I became theologically affirming at the end of college after a transformative summer working in Madison, Wisconsin - the most progressive city I had ever lived in up to that point in my life. As my theology evolved, I was nervous to open up about these changes in my perspective. I was also still leaps and bounds away from becoming confident enough to come out as queer, myself. In the fall of 2018, I started grad school at an affirming seminary north of San Francisco. It was like a breath of fresh air. A space where I could be my authentic self without fear or judgment. There, I was surrounded by individuals who not only accepted me but celebrated the unique mosaic of my identities - all of who I had been up to that point, and all that was possible for me to become.
In this new space, I discovered the power of sharing my story and naming my identities. I learned that when people in a community come together and open their hearts, the veil of fear and shame is lifted.
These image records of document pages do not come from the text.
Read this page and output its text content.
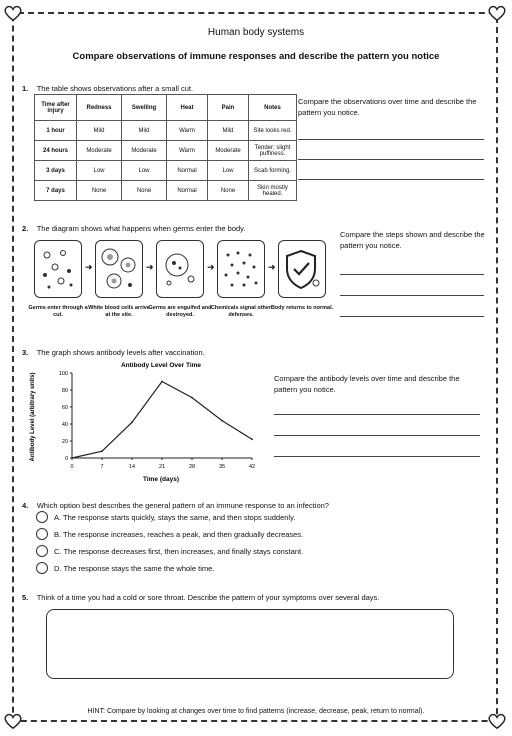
Human body systems
Compare observations of immune responses and describe the pattern you notice
1. The table shows observations after a small cut.
Time after injury	Redness	Swelling	Heat	Pain	Notes
1 hour	Mild	Mild	Warm	Mild	Site looks red.
24 hours	Moderate	Moderate	Warm	Moderate	Tender; slight puffiness.
3 days	Low	Low	Normal	Low	Scab forming.
7 days	None	None	Normal	None	Skin mostly healed.
Compare the observations over time and describe the pattern you notice.
2. The diagram shows what happens when germs enter the body.
➜	➜	➜	➜
Germs enter through a cut.
White blood cells arrive at the site.
Germs are engulfed and destroyed.
Chemicals signal other defenses.
Body returns to normal.
Compare the steps shown and describe the pattern you notice.
3. The graph shows antibody levels after vaccination.
Antibody Level Over Time
Time (days)
Antibody Level (arbitrary units)	0
20
40
60
80
100
0	7	14	21	28	35	42
Compare the antibody levels over time and describe the pattern you notice.
4. Which option best describes the general pattern of an immune response to an infection?
A. The response starts quickly, stays the same, and then stops suddenly.
B. The response increases, reaches a peak, and then gradually decreases.
C. The response decreases first, then increases, and finally stays constant.
D. The response stays the same the whole time.
5. Think of a time you had a cold or sore throat. Describe the pattern of your symptoms over several days.
HINT: Compare by looking at changes over time to find patterns (increase, decrease, peak, return to normal).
We begin to experience the reflection of the divine in one another, and our journeys intertwine, creating a tapestry of love and acceptance.
When I showed up within this community, vulnerabilities and all, I gave myself permission to peel away the layers that society and my upbringing had imposed upon me. It was a challenging journey, but through the support and encouragement of my seminary friends, I found the courage to embrace my true self. And in that process of self-discovery, I found freedom, joy, and a deeper connection to my faith. Even before I was fully “out” to my family, friends, and the world. I experienced a sense of peace and hope that overwhelmed the fear I had felt for so many years.
There is power when we lean into our community, supporting one another as we explore our identities and celebrate our growth. We are all always “becoming”. Together, we can continue to create a space where love, authenticity, and freedom thrive.
May the journey of self-discovery and transformation be filled with grace and compassion. Remember: you are known, you are valued, and you are loved for all of who you are and all of who you are becoming.